Kinder kontrollieren Autofahrer: NRW-Polizei setzt auf Aufklärung statt Strafen
Anto StumpfKinder kontrollieren Autofahrer: NRW-Polizei setzt auf Aufklärung statt Strafen
Polizei in Nordrhein-Westfalen führt Verkehrssicherheitsaktionen durch
Am 16. und 18. Juni 2025 hat die Polizei in Nordrhein-Westfalen gezielte Kontrollen zur Verkehrssicherheit durchgeführt – mit einem besonderen Fokus auf Aufklärung statt auf Strafen. Kinder spielten dabei eine aktive Rolle, indem sie Fahrzeuge überprüften und für mehr Sicherheit im Straßenverkehr warben.
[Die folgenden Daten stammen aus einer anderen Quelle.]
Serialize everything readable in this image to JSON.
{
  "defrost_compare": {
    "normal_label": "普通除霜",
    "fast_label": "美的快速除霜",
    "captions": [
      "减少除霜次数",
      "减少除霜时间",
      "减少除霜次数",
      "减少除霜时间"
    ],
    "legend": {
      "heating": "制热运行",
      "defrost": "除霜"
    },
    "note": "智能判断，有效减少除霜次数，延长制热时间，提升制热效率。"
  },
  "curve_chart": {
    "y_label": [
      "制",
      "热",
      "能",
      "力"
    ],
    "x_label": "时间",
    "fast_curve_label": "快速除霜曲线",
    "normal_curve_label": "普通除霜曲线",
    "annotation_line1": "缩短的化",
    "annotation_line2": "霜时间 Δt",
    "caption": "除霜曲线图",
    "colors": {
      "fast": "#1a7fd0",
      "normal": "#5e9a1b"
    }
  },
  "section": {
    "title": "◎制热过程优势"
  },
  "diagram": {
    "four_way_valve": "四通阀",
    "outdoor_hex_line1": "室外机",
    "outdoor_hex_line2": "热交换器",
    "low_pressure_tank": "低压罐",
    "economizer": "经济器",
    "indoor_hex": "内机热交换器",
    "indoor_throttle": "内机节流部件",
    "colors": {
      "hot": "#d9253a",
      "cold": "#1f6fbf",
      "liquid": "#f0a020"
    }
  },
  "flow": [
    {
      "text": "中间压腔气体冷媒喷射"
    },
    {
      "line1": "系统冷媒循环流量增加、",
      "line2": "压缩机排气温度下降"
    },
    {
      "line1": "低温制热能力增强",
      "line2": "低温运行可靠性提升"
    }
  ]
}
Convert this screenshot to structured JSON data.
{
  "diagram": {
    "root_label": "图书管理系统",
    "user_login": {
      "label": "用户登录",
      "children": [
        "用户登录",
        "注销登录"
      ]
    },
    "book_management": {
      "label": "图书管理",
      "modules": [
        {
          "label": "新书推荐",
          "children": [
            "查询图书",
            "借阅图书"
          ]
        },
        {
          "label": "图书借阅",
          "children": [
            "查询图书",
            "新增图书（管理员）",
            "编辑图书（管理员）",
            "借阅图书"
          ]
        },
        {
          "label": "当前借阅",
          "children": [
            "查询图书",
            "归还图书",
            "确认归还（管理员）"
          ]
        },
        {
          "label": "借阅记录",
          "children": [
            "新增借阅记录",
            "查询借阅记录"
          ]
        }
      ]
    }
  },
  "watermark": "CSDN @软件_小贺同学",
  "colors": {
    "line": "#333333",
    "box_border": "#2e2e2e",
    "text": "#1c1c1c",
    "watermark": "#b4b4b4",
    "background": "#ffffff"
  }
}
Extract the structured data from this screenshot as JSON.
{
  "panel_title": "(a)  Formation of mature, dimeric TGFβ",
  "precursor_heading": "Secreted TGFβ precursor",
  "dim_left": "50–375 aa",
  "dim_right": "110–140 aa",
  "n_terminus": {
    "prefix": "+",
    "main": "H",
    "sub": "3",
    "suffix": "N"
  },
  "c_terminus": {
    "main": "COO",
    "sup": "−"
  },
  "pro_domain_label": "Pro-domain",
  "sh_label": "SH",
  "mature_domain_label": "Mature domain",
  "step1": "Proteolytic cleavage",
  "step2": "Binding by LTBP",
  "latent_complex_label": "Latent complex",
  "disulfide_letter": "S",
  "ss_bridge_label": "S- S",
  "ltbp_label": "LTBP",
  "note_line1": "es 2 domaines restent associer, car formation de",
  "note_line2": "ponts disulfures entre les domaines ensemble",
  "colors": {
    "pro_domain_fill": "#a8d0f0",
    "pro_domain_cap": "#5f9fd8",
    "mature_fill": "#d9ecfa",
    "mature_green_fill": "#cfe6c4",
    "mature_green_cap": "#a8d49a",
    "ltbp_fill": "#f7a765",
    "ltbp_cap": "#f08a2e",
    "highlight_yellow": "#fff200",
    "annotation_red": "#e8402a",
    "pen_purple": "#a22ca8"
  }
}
Am 16. Juni richteten Beamte gemeinsam mit Kindern der Kita Bullerbü im Ennepe-Ruhr-Kreis eine Geschwindigkeitskontrolle ein. Mit Lasermessgeräten überwachten sie zwischen 7:30 und 9:30 Uhr etwa 25 Fahrzeuge. Autofahrer, die sich an das Tempo-30-Limit hielten, erhielten von den Kindern lächelnde Smiley-Gesichter, während Raser traurige Emoticons überreicht bekamen.
Zwei Tage später kontrollierten Polizisten in Gevelsberg an der Kita Blauer Planet die korrekte Nutzung von Kindersitzen und Sicherheitsgurten. Sechzehn Kinder beteiligten sich in zwei Gruppen an der Aktion und überprüften fast 30 Fahrzeuge. Verkehrssicherheitsberater begleiteten sie dabei und gingen im Gespräch mit den Fahrern auf typische Fehler ein.
Neben der Sitzkontrolle gab es eine Auffrischung zum richtigen Verhalten am Straßenrand sowie Diskussionen über die Sichtbarkeit im Verkehr. Die Beamten stellten fest, dass viele Kinder unsachgemäß gesichert waren oder in nicht altersgerechten Kindersitzen saßen.
Ziel der Aktionen war es, durch direkte Ansprache das Bewusstsein für Kindersicherheit im Auto zu schärfen. Eltern und Betreuungspersonen erhielten praktische Tipps zur richtigen Sicherung von Kindern. Die Initiativen zeigten dabei immer wieder typische Mängel bei Rückhaltesystemen und Gurtanwendung auf.